É verdade que o Motorshow não tem a mesma importância das mostras de Paris, Frankfurt e Genebra. A maioria das estréias é de versões de modelos já existentes ou apresentação européia de carros que já haviam sido vistos antes. Mesmo assim houve espaço para mostrar alguns carros efetivamente inéditos.

Audi
Uma das maiores atrações foi a versão conversível do A3. Além de obviamente trocar o teto rígido por uma capota em lona, a marca alemã aproveitou para atualizar a linha. Os faróis ganharam luzes em LEDs e pára-choques, redesenhados. O veículo já havia sido visto em versão quase definitiva no Salão de Los Angeles, mas, na ocasião, ainda ostentava o título de conceito.
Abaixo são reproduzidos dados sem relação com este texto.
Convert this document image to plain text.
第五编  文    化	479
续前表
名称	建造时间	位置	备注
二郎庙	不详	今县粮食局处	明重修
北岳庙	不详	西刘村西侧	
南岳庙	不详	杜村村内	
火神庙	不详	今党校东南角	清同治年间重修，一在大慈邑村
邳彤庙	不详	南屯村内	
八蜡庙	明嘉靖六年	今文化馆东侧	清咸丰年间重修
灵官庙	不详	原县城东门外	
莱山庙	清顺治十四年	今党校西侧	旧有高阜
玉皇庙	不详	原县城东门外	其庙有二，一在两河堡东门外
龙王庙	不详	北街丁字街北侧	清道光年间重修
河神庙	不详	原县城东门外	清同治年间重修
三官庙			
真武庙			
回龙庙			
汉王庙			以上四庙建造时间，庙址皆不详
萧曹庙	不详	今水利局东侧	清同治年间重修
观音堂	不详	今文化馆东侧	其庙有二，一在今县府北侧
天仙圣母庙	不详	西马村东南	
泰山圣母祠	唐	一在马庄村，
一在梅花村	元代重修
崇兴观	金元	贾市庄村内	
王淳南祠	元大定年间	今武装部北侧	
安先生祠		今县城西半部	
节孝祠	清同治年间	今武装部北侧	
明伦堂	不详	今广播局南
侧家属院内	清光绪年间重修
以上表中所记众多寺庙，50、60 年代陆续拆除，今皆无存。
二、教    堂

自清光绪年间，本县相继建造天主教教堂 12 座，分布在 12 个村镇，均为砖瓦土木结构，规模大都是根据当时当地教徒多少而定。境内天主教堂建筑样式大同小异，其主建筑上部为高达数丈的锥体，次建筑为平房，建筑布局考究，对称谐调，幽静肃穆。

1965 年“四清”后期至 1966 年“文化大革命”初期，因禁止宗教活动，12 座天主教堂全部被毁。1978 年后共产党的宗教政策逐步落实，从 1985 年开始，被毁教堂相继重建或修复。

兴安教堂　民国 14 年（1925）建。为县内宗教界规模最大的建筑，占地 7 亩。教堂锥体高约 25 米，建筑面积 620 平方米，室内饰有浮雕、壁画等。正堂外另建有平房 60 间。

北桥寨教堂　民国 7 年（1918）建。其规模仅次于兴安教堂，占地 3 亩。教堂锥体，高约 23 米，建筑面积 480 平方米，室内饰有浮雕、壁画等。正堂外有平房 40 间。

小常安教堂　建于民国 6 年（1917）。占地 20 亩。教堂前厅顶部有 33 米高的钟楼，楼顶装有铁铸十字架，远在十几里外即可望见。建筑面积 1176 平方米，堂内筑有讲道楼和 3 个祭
A chegada do A4 Cabriolet ao mercado europeu está prevista para abril com dois motores a diesel (1.9 105 cv e 2.0 140 cv) e dois a gasolina (1.8 160 cv e 2.0 200 cv).

Hyundai
Não chega a ser surpresa que uma das estréias mundiais em Bolonha tenha sido a de um veículo supercompacto, preferência nacional na Itália. O Hyundai i10 chega para substituir o Atos. As linhas se mantêm no estilo meio hatch, meio monovolume, o que contribui para o espaço de 225 litros no porta-malas. Inicialmente serão dois motores 1.1 litro. A versão a diesel tem potência de 75 cv e a movida a gasolina, de 66 cv. Para o fim de 2008, chega o propulsor 1.2. Os preços começam na casa dos 9 mil euros (cerca de R$ 23,3 mil) e, entre os opcionais, está o controle de estabilidade.

Renault
Outro compacto que marcou presença no salão foi o Modus, menor monovolume da Renault, que foi reestilizado. Mas a novidade mesmo foi a versão alongada chamada de Grand Modus. O entre-eixos foi alongado em 9cm e o comprimento ficou 21 cm maior, chegando assim a 4,03 m. Diferentemente da Grand Scénic, que ganha mais dois assentos com relação à Scénic padrão, o Grand Modus tem cinco lugares, mas se beneficia de um porta-malas 50% maior, que vai de 305 a 410 litros de acordo com a configuração do assento traseiro.